Title IV provides statutory direction for the Department of Energy’s (DOE) research and development (R&D;) for advanced nuclear energy technologies. Specifically, the title ensures DOE enables the private sector to partner with national laboratories to develop novel reactor concepts; leverages DOE’s supercomputing infrastructure to accelerate nuclear energy R&D; authorizes DOE to enable the private sector to construct and operate privately-funded reactor prototypes at DOE sites; requires DOE to produce a transparent, strategic, 10-year plan under two budget scenarios for prioritizing nuclear R&D; programs, one which considers budget constraints the other which does not; and provides DOE with statutory direction for a reactor-based fast neutron source that will operate as an open-access user facility to enable academic and proprietary research in the U.S.

Last updated Mar 18, 2017. Source: Republican Policy Committee

The summary below was written by the Congressional Research Service, which is a nonpartisan division of the Library of Congress, and was published on Jan 20, 2017.


Department of Energy Research and Innovation Act

Laboratory Modernization and Technology Transfer Act

This bill instructs the Department of Energy (DOE) to permit its National Laboratories to use funds authorized to support technology transfer within DOE to carry out early stage and precommercial technology demonstration activities so as to remove technology barriers limiting private sector interest and to demonstrate potential commercial applications of any research and technologies arising from activities of the national laboratories.

DOE shall carry out its Agreements for Commercializing Technology pilot program, as announced on December 8, 2011, in accordance with this bill.

Department of Energy Research Coordination Act

DOE shall identify strategic opportunities for collaborative research and development of innovative science and technologies.

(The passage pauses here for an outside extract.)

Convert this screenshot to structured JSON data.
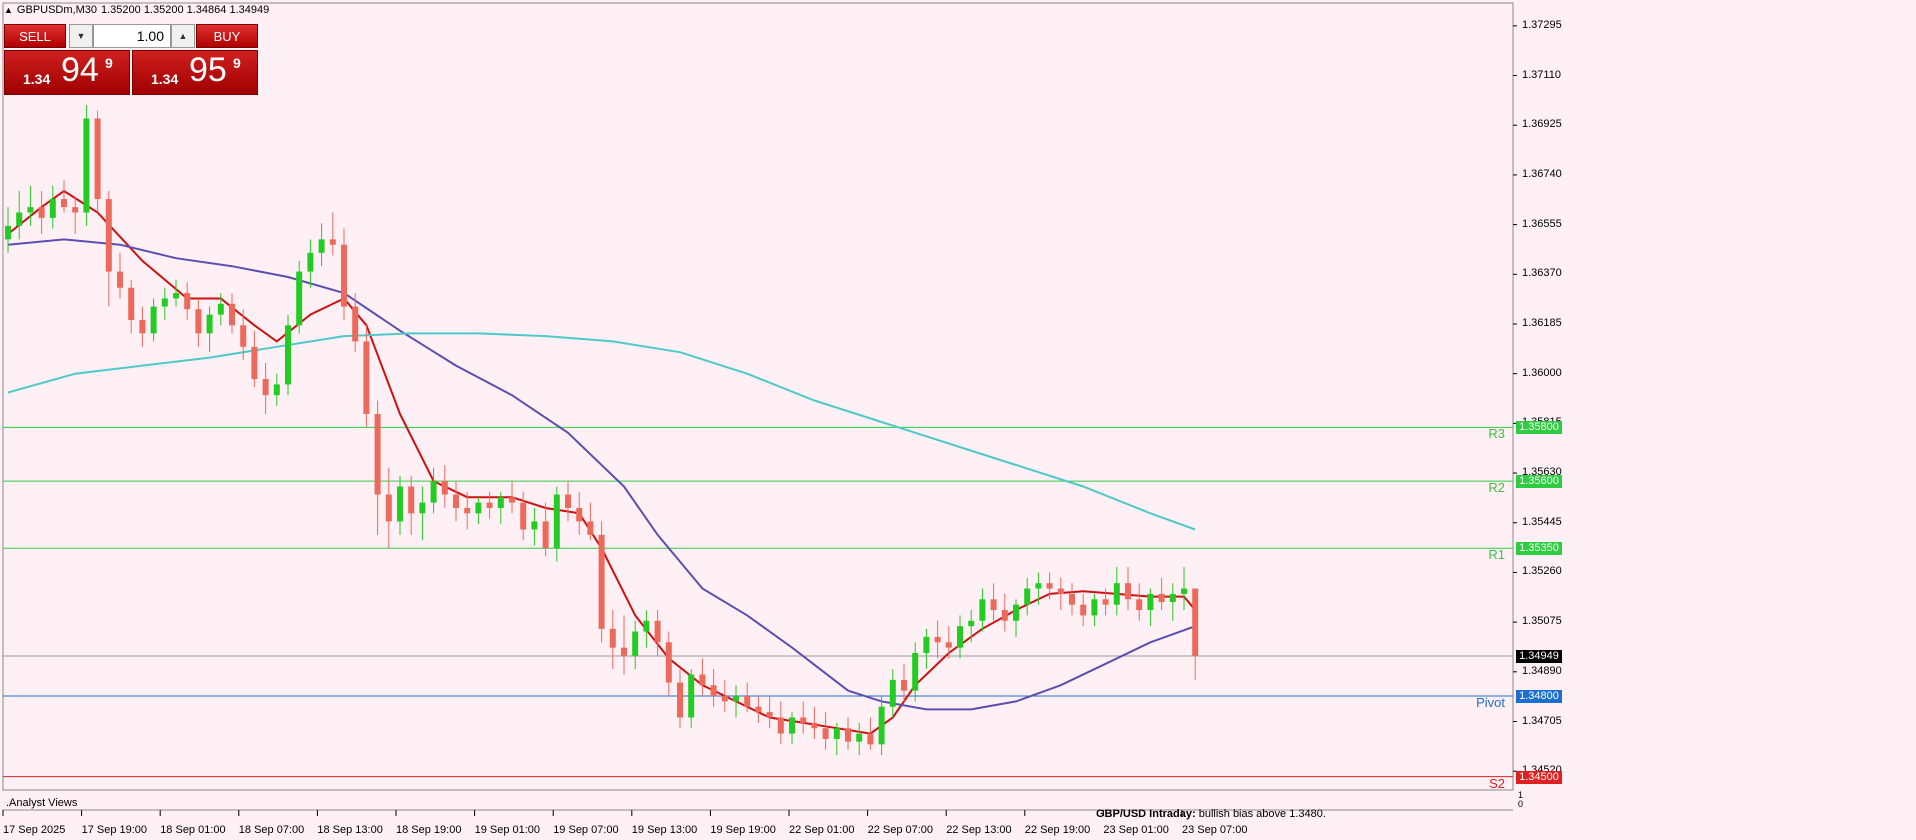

DOE shall carry out a program to enhance economic, environmental, and energy security by making awards for the establishment of Energy Innovation Hubs to conduct and support research and development of advanced energy technologies.

Department of Energy Office of Science Policy Act

The bill states that the mission of the Office of Science shall be the delivery of scientific discoveries, capabilities, and major scientific tools to transform the understanding of nature and to advance energy, economic, and national security.

The Office of Science shall: (1) carry out specified research programs; (2) assess the potential for any fusion energy project supported by the Advanced Research Projects Agency-Energy (ARPA-E); (3) carry out a program for improving the safety, efficiency, and mission readiness of infrastructure at its laboratories; and (4) ensure the access of researchers to the most advanced accelerator facilities and research capabilities, including the Large Hadron Collider

DOE shall carry out Solar Fuels Research and Electricity Storage Research Initiatives.

The Office of Science may carry out a program for the production of isotopes that are needed for research, medical, industrial, or related purposes.

Nuclear Energy Innovation Capabilities Act

By December 31, 2017, DOE shall determine mission need for a versatile reactor-based fast neutron source to operate as a national user facility.

DOE shall: (1) carry out a program for enhancing the nation's capabilities to develop new reactor technologies through high-performance computation modeling and simulation techniques, and (2) submit budget plans for civilian nuclear energy research and development.